Love of soccer is universal
“Cariño, creo que estás obsesionado con el fútbol y me haces falta.” (“My love, I think you’re obsessed with soccer and I miss you.”)
“¡¿Qué falta?! ¡¿Qué falta?! ¡¡Si no te he tocado!!” (“Fault? What fault? I haven’t touched you??”)
This is one of the classic Spanish jokes because it plays on the verb “to miss” (me haces falta) and the noun fault (falta). The verb “me haces falta” (the third-person present tense conjugation of hacer falta) means “to miss” someone, and the noun “falta,” in this sentence, means “fault,” as in a soccer penalty.
Here’s a way the joke could work in English:
“My love, I think you’re obsessed with soccer, and you’re treating me foul.”

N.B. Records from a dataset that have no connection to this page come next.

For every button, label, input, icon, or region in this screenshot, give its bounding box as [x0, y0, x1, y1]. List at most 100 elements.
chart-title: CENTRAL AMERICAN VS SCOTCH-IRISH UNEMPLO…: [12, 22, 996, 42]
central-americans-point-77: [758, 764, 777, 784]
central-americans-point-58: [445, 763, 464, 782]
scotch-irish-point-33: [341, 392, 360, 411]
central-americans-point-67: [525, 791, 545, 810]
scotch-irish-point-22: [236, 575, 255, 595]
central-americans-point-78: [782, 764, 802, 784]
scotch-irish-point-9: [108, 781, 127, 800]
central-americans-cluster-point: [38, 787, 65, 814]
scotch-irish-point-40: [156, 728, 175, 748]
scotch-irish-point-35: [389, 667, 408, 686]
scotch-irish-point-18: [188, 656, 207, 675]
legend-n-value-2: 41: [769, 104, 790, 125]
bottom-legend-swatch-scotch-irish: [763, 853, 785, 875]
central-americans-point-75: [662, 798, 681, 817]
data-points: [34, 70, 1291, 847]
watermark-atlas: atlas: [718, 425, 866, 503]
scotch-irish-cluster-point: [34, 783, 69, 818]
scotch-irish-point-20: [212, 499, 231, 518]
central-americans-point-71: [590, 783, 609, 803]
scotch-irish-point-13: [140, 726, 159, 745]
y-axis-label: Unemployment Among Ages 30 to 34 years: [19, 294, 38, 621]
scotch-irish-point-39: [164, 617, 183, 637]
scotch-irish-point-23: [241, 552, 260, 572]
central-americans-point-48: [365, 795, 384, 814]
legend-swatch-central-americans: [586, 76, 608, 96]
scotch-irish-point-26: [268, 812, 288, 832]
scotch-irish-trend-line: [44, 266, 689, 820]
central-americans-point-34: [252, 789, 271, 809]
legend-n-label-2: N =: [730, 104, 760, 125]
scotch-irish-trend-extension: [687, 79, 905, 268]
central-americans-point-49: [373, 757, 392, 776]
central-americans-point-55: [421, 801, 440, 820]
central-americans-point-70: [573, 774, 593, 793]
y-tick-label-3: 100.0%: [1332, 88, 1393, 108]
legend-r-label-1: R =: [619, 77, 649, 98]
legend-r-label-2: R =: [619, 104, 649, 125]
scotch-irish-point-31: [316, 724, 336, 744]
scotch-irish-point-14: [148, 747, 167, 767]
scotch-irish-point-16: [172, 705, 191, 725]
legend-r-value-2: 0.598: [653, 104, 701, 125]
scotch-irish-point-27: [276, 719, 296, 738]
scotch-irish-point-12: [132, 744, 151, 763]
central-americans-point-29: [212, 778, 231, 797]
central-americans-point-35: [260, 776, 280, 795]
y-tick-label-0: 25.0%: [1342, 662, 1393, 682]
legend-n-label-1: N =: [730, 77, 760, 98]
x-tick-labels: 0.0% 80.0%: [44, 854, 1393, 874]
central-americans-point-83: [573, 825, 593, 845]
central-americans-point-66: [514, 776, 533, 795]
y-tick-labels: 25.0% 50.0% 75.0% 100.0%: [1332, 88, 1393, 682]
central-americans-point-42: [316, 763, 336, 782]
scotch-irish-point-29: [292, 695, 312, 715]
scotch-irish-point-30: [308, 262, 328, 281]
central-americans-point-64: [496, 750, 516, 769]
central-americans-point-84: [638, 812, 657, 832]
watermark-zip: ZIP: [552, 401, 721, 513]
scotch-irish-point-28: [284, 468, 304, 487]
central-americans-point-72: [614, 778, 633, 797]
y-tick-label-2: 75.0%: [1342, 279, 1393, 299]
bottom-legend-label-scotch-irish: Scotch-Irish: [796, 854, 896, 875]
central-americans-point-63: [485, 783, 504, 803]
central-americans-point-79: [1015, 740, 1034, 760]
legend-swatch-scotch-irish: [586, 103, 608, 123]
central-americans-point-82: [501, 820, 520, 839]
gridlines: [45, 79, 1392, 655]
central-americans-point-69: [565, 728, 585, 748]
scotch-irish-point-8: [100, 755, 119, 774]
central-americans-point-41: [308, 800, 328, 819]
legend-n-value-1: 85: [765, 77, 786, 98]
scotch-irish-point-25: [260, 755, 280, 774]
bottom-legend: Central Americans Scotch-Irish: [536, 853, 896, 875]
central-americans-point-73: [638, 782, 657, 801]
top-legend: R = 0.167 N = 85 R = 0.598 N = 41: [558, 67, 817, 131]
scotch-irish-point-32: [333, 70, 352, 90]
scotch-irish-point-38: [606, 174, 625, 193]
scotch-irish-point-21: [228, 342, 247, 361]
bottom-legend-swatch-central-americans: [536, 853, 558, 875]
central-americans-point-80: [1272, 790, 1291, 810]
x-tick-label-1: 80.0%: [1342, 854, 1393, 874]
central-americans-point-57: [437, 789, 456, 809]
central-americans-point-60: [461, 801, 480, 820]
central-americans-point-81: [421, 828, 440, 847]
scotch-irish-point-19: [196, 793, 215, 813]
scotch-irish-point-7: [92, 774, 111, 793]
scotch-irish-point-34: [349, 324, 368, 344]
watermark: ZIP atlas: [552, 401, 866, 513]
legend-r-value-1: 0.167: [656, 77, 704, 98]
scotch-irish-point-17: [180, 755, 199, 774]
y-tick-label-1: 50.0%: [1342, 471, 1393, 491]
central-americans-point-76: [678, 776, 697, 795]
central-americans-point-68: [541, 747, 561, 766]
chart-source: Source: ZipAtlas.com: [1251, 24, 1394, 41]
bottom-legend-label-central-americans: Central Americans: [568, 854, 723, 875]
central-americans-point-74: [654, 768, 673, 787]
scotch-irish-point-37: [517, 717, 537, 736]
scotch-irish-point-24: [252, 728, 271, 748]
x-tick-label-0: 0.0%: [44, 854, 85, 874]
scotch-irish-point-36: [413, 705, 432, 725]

“Foul, what foul? I haven’t touched you???”
For more laughs, here are 75 short jokes worth memorizing.
“I would like to buy a vowel”
“Cuanto cuesta esta estufa?” (How much does a stove cost?)
“$5,000 dólares.” (5,000 bucks.)
“Pero, oiga, esto es una estafa.” (Hey, listen, that’s a scam.)
“No, señor, es una estufa.” (No, sir, it’s a stove.)
This one plays on the similarity of the noun for stove (la estufa) and scam (la estafa). Just a lesson on how important it is to get those vowels right.